5 questions to test your understanding
A linear array of M equally spaced sensors receives a narrowband signal from angle θ. The phase difference between adjacent sensors is φ = (2π d/λ) sin(θ), where d is spacing and λ is wavelength. In delay-and-sum beamforming, what weights should be applied to each sensor to steer the array toward angle θ₀?

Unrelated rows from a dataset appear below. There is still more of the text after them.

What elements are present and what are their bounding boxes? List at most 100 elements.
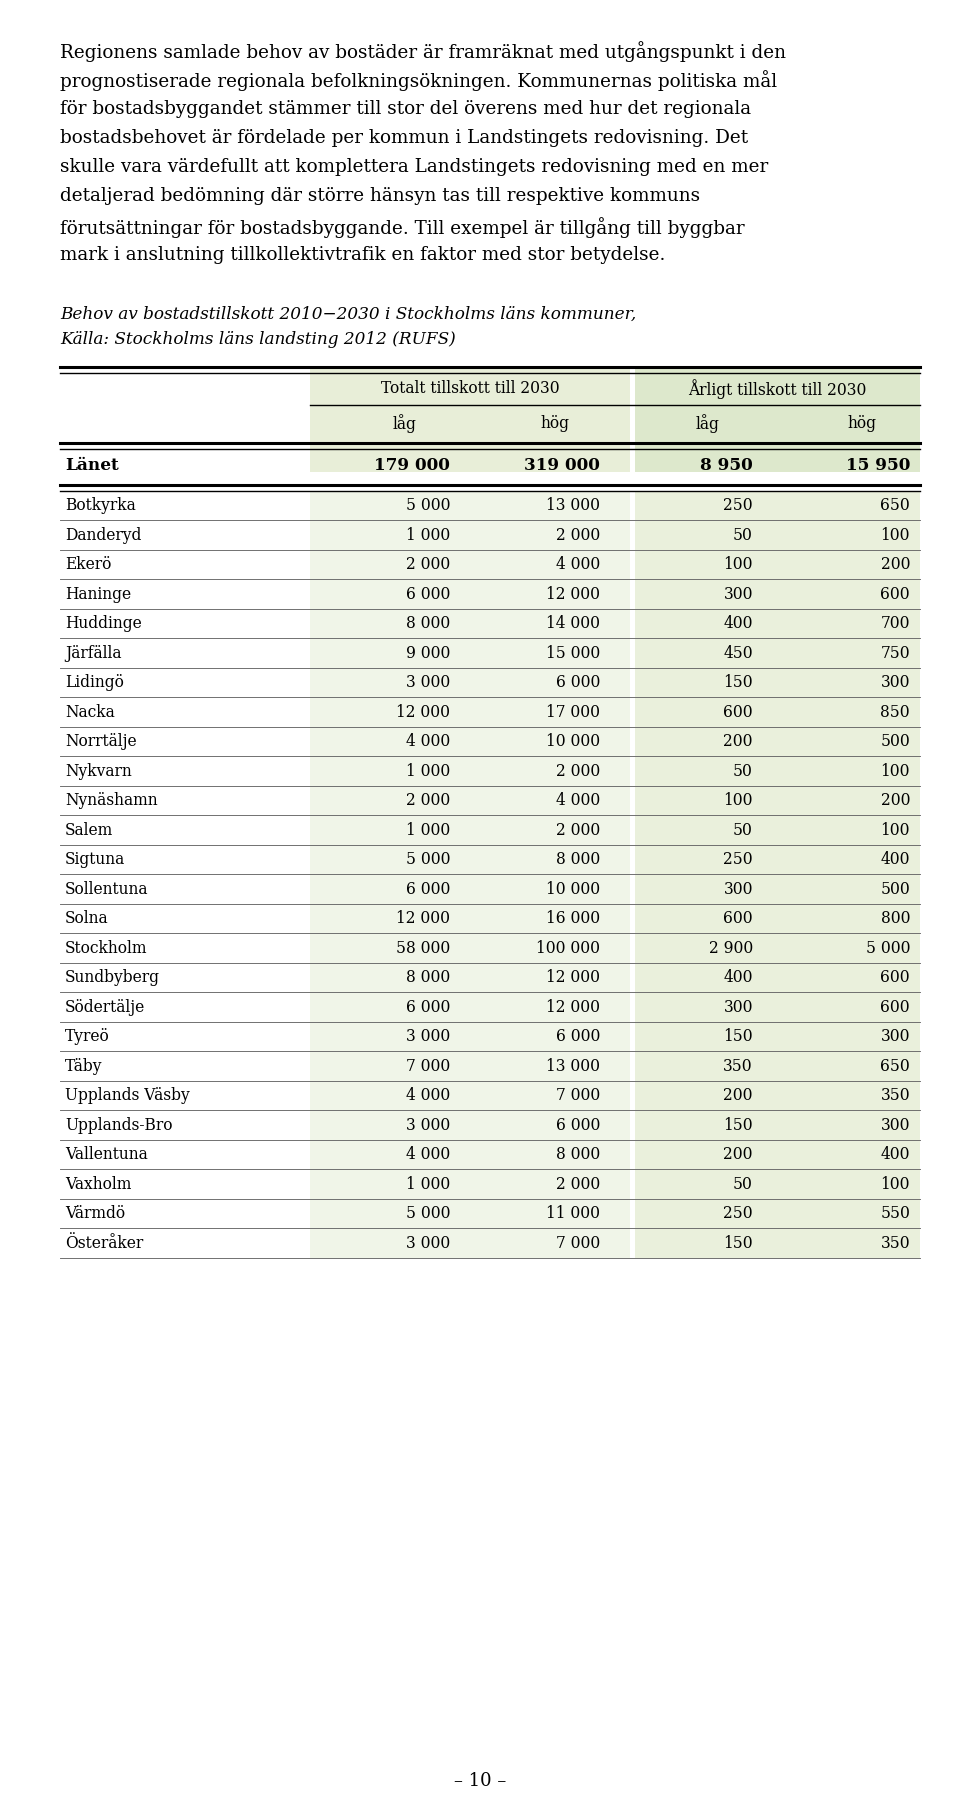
Text: 750: 750 xyxy=(880,644,910,662)
Text: Haninge: Haninge xyxy=(65,586,132,602)
Text: 350: 350 xyxy=(724,1058,753,1075)
Text: Vallentuna: Vallentuna xyxy=(65,1147,148,1163)
Text: 350: 350 xyxy=(880,1236,910,1252)
Text: 12 000: 12 000 xyxy=(546,970,600,986)
Text: 100: 100 xyxy=(880,763,910,780)
Text: 8 000: 8 000 xyxy=(556,852,600,868)
Text: 600: 600 xyxy=(880,999,910,1015)
Text: 6 000: 6 000 xyxy=(556,675,600,691)
Text: Totalt tillskott till 2030: Totalt tillskott till 2030 xyxy=(381,380,560,398)
Text: 6 000: 6 000 xyxy=(406,881,450,897)
Text: mark i anslutning tillkollektivtrafik en faktor med stor betydelse.: mark i anslutning tillkollektivtrafik en… xyxy=(60,246,665,264)
Text: låg: låg xyxy=(393,414,417,434)
Text: 3 000: 3 000 xyxy=(406,1236,450,1252)
Text: 11 000: 11 000 xyxy=(546,1205,600,1223)
Text: bostadsbehovet är fördelade per kommun i Landstingets redovisning. Det: bostadsbehovet är fördelade per kommun i… xyxy=(60,128,748,147)
Text: 150: 150 xyxy=(724,1028,753,1046)
Text: 400: 400 xyxy=(880,852,910,868)
Text: 50: 50 xyxy=(733,1176,753,1192)
Text: 100 000: 100 000 xyxy=(536,939,600,957)
Text: förutsättningar för bostadsbyggande. Till exempel är tillgång till byggbar: förutsättningar för bostadsbyggande. Til… xyxy=(60,217,745,237)
Text: 8 950: 8 950 xyxy=(700,458,753,474)
Text: 1 000: 1 000 xyxy=(406,1176,450,1192)
Text: Upplands Väsby: Upplands Väsby xyxy=(65,1087,190,1103)
Text: 300: 300 xyxy=(880,675,910,691)
Text: 300: 300 xyxy=(880,1116,910,1134)
Text: Vaxholm: Vaxholm xyxy=(65,1176,132,1192)
Text: 600: 600 xyxy=(880,970,910,986)
Text: Salem: Salem xyxy=(65,821,113,839)
Text: Sollentuna: Sollentuna xyxy=(65,881,149,897)
Text: Sundbyberg: Sundbyberg xyxy=(65,970,160,986)
Text: 150: 150 xyxy=(724,1236,753,1252)
Text: 1 000: 1 000 xyxy=(406,821,450,839)
Text: 100: 100 xyxy=(724,792,753,809)
Text: 200: 200 xyxy=(724,733,753,751)
Text: 17 000: 17 000 xyxy=(546,704,600,720)
Text: Solna: Solna xyxy=(65,910,108,928)
Text: prognostiserade regionala befolkningsökningen. Kommunernas politiska mål: prognostiserade regionala befolkningsökn… xyxy=(60,71,778,90)
Text: 250: 250 xyxy=(724,497,753,514)
Text: 300: 300 xyxy=(724,586,753,602)
Text: 100: 100 xyxy=(724,555,753,573)
Text: 400: 400 xyxy=(724,970,753,986)
Text: 15 000: 15 000 xyxy=(545,644,600,662)
Text: hög: hög xyxy=(848,416,876,432)
Text: Järfälla: Järfälla xyxy=(65,644,122,662)
Text: 600: 600 xyxy=(724,910,753,928)
Text: 50: 50 xyxy=(733,821,753,839)
Text: 5 000: 5 000 xyxy=(405,852,450,868)
Text: 12 000: 12 000 xyxy=(396,910,450,928)
Text: 2 000: 2 000 xyxy=(406,792,450,809)
Text: 3 000: 3 000 xyxy=(406,675,450,691)
Text: Norrtälje: Norrtälje xyxy=(65,733,136,751)
Text: Täby: Täby xyxy=(65,1058,103,1075)
Text: 8 000: 8 000 xyxy=(556,1147,600,1163)
Text: skulle vara värdefullt att komplettera Landstingets redovisning med en mer: skulle vara värdefullt att komplettera L… xyxy=(60,157,768,175)
Text: 500: 500 xyxy=(880,733,910,751)
Text: 100: 100 xyxy=(880,821,910,839)
Text: 8 000: 8 000 xyxy=(406,615,450,631)
Text: Botkyrka: Botkyrka xyxy=(65,497,135,514)
Text: 1 000: 1 000 xyxy=(406,526,450,545)
Text: 200: 200 xyxy=(880,555,910,573)
Text: 12 000: 12 000 xyxy=(396,704,450,720)
Text: 300: 300 xyxy=(724,881,753,897)
Text: Nynäshamn: Nynäshamn xyxy=(65,792,157,809)
Text: detaljerad bedömning där större hänsyn tas till respektive kommuns: detaljerad bedömning där större hänsyn t… xyxy=(60,188,700,206)
Text: 1 000: 1 000 xyxy=(406,763,450,780)
Text: Lidingö: Lidingö xyxy=(65,675,124,691)
Text: 100: 100 xyxy=(880,526,910,545)
Text: 13 000: 13 000 xyxy=(546,1058,600,1075)
Text: 800: 800 xyxy=(880,910,910,928)
Text: 179 000: 179 000 xyxy=(374,458,450,474)
Text: 4 000: 4 000 xyxy=(406,733,450,751)
Text: Upplands-Bro: Upplands-Bro xyxy=(65,1116,173,1134)
Text: 150: 150 xyxy=(724,1116,753,1134)
Text: Värmdö: Värmdö xyxy=(65,1205,125,1223)
Text: hög: hög xyxy=(540,416,569,432)
Text: Regionens samlade behov av bostäder är framräknat med utgångspunkt i den: Regionens samlade behov av bostäder är f… xyxy=(60,42,786,62)
Text: Österåker: Österåker xyxy=(65,1236,143,1252)
Text: 200: 200 xyxy=(724,1087,753,1103)
Text: 2 000: 2 000 xyxy=(556,1176,600,1192)
Text: 200: 200 xyxy=(724,1147,753,1163)
Text: 4 000: 4 000 xyxy=(556,555,600,573)
Text: 6 000: 6 000 xyxy=(556,1116,600,1134)
Text: 300: 300 xyxy=(724,999,753,1015)
Text: 4 000: 4 000 xyxy=(556,792,600,809)
Text: Sigtuna: Sigtuna xyxy=(65,852,125,868)
Text: 600: 600 xyxy=(880,586,910,602)
Text: 100: 100 xyxy=(880,1176,910,1192)
Text: 5 000: 5 000 xyxy=(405,497,450,514)
Text: Södertälje: Södertälje xyxy=(65,999,145,1015)
Text: 7 000: 7 000 xyxy=(556,1087,600,1103)
Text: 150: 150 xyxy=(724,675,753,691)
Text: 250: 250 xyxy=(724,852,753,868)
Text: 6 000: 6 000 xyxy=(406,586,450,602)
Text: Årligt tillskott till 2030: Årligt tillskott till 2030 xyxy=(688,378,867,398)
Text: 2 000: 2 000 xyxy=(556,526,600,545)
Text: 8 000: 8 000 xyxy=(406,970,450,986)
Text: 4 000: 4 000 xyxy=(406,1087,450,1103)
Text: Ekerö: Ekerö xyxy=(65,555,111,573)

Adaptive MVDR (Minimum Variance Distortionless Response) beamforming minimizes output power subject to unit gain in the target direction: minimize w^H R_xx w subject to w^H a(θ₀) = 1, where R_xx is the input covariance matrix and a(θ₀) is the steering vector. Why is this objective sensible, and when can it fail?
The MUSIC algorithm estimates source locations by (1) computing the sample spatial correlation matrix R_xx from array data, (2) eigendecomposing it to find signal and noise subspaces, (3) searching for angles θ where the steering vector a(θ) is most orthogonal to the noise subspace. Why is orthogonality to the noise subspace a signature of a source direction?
In adaptive beamforming with imperfect knowledge of the steering vector (e.g., sensor positions are slightly misaligned), the adaptive MVDR beamformer can 'self-null' the target signal, destroying performance. How can this be prevented?
Explain the computational difference between conventional delay-and-sum beamforming and adaptive MVDR beamforming. Which is more robust to steering vector mismatch, and why?